アメリカ合衆国大統領ジョナサン・ダンカンは、テロリストに便宜を図ったと疑われ、弾劾(だんがい)の瀬戸際にあった。しかし彼は、経緯を説明しない。実はアメリカに国家的危機が迫っており、被害を食い止めるためには秘密裏に行動しなければならず、何も言えない状況だったのである。そして事態打開のため、ダンカンはホワイトハウスを密かに脱出することになる――。

 このような筋立てのビル・クリントン、ジェイムス・パタースン『大統領失踪』〈上下〉(越前敏弥訳 早川書房 各1800円+税)はアメリカ合衆国第42代大統領ビル・クリントンが共著者で、話題性は抜群だ。おまけに、現大統領ドナルド・トランプとクリントン夫妻の関係を考えると、トランプへの一種の当てこすりとも解釈可能だ。しかしそれら全てを無視してもなお、『大統領失踪』はミステリとして高く評価できる。

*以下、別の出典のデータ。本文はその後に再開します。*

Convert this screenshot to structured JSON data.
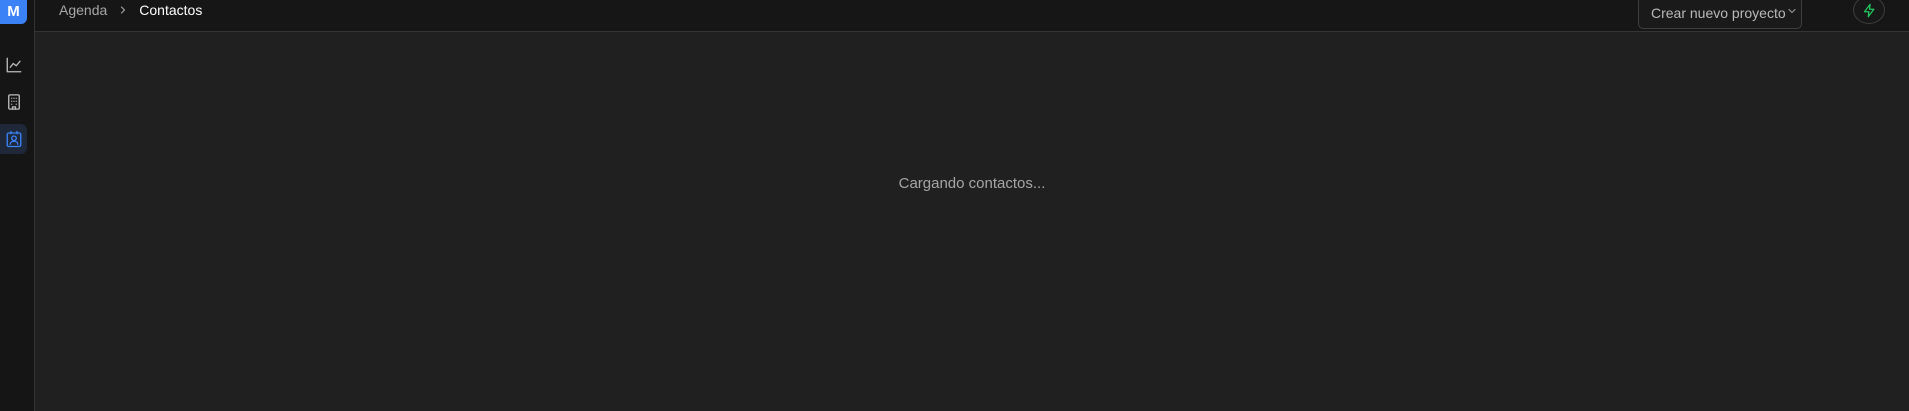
{
  "sidebar": {
    "logo": "M",
    "items": [
      {
        "name": "chart-line-icon",
        "active": false
      },
      {
        "name": "building-icon",
        "active": false
      },
      {
        "name": "contact-card-icon",
        "active": true
      }
    ]
  },
  "header": {
    "breadcrumb": {
      "parent": "Agenda",
      "current": "Contactos"
    },
    "project_select": {
      "label": "Crear nuevo proyecto",
      "icon": "chevron-down-icon"
    },
    "action_button": {
      "icon": "lightning-icon"
    }
  },
  "main": {
    "loading_text": "Cargando contactos..."
  },
  "colors": {
    "accent": "#3b82f6",
    "action_icon": "#22c55e",
    "background": "#202020",
    "sidebar_bg": "#151515"
  }
}
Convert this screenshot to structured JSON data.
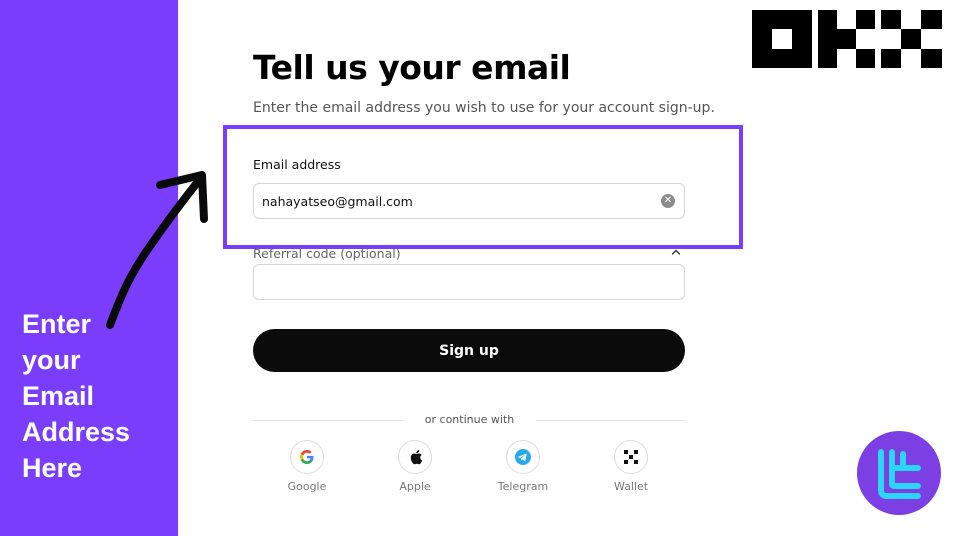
{
  "page": {
    "title": "Tell us your email",
    "subtitle": "Enter the email address you wish to use for your account sign-up."
  },
  "callout": {
    "lines": [
      "Enter",
      "your",
      "Email",
      "Address",
      "Here"
    ]
  },
  "email": {
    "label": "Email address",
    "value": "nahayatseo@gmail.com",
    "clear_icon": "close-circle-icon"
  },
  "referral": {
    "label": "Referral code (optional)",
    "value": "",
    "toggle_icon": "chevron-up-icon"
  },
  "signup": {
    "label": "Sign up"
  },
  "continue_with": {
    "text": "or continue with",
    "options": [
      {
        "label": "Google",
        "icon": "google-icon"
      },
      {
        "label": "Apple",
        "icon": "apple-icon"
      },
      {
        "label": "Telegram",
        "icon": "telegram-icon"
      },
      {
        "label": "Wallet",
        "icon": "wallet-icon"
      }
    ]
  },
  "colors": {
    "accent": "#7a3dfb",
    "button": "#0b0b0b",
    "badge_circle": "#7b3fe4",
    "badge_glyph": "#2ad5f5"
  }
}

 まず、大統領を取り巻く環境と、大統領自身の感慨が、細部に至るまで実にリアルなのだ。もちろん、大統領や首相、国王などを主人公に据えた小説は、古今、作例が山とあり、「SPやスタッフに常に囲まれているから息が詰まる」程度の描写なら、他の作品でも読める。しかしながら、火急の事態で地下道(シェルター)をダンカンが一人歩く時にいくばくかの解放感を抱く、なんて妙に具体的で細かい描写は『大統領失踪』でしか読めない。こういう場面が続出するのだ。

 また、大統領ダンカンが徹頭徹尾、国家のリーダーとして活動しているのもいい。この種の物語では、大統領などの国家リーダーが、何らかの事情で権威・権限を使えなくなって、最終的には個人の力量で問題を解決する展開を迎えることが多い。また、個人的事情(たとえば家族)よりも国家の大事を優先せざるを得ず、お涙頂戴(ちょうだい)の話になるケースもよく見かける。というわけで、私も最初は、『大統領失踪』が、主役がピンチに陥って大統領としての仕事が事実上できなくなり、やむなく失踪して個人プレーに走るんだろう、などと予想していた。

 しかし、実際には全然違うのである。《失踪》の前も後も、主役ダンカンは大統領として存分にその権限を振るう。危機回避のためにアメリカ行政機構を有効活用する。それも、適正な手続きに則って。本書はテロとの戦いをミステリ仕立てで描くが、同時に、合衆国大統領の業務を詳細に描くお仕事小説でもあり、ダンカンが物理的に単独行動をとっていても、主役はあくまでも大統領であり続ける。大統領といえども一人では何もできない、元首の力は行政機関があってこそ。作者のそのような考えが反映されているかのようだ。

 ダンカンの性格設定もいい。彼は完璧ではなく、弱気になって動揺したり、冷酷さを見せたりもする。しかし常にユーモアを忘れないのは偉とすべきで、力強くリーダーシップを取らんとする。甘いだけではない点も含め、民主党系の大統領らしい大統領である。クリントンが自らの理想像を託した側面はありそうだが、魅力的なのは否定できない。これに加えて、謎解き要素も満足の行く出来なのだから恐れ入る。特に黒幕(?)の動機には唸(うな)らされた。元大統領にこれほどの作品を書かれると、今後、大統領や王侯貴族を主役に据える小説は、ハードルが上がってしまうのでは……。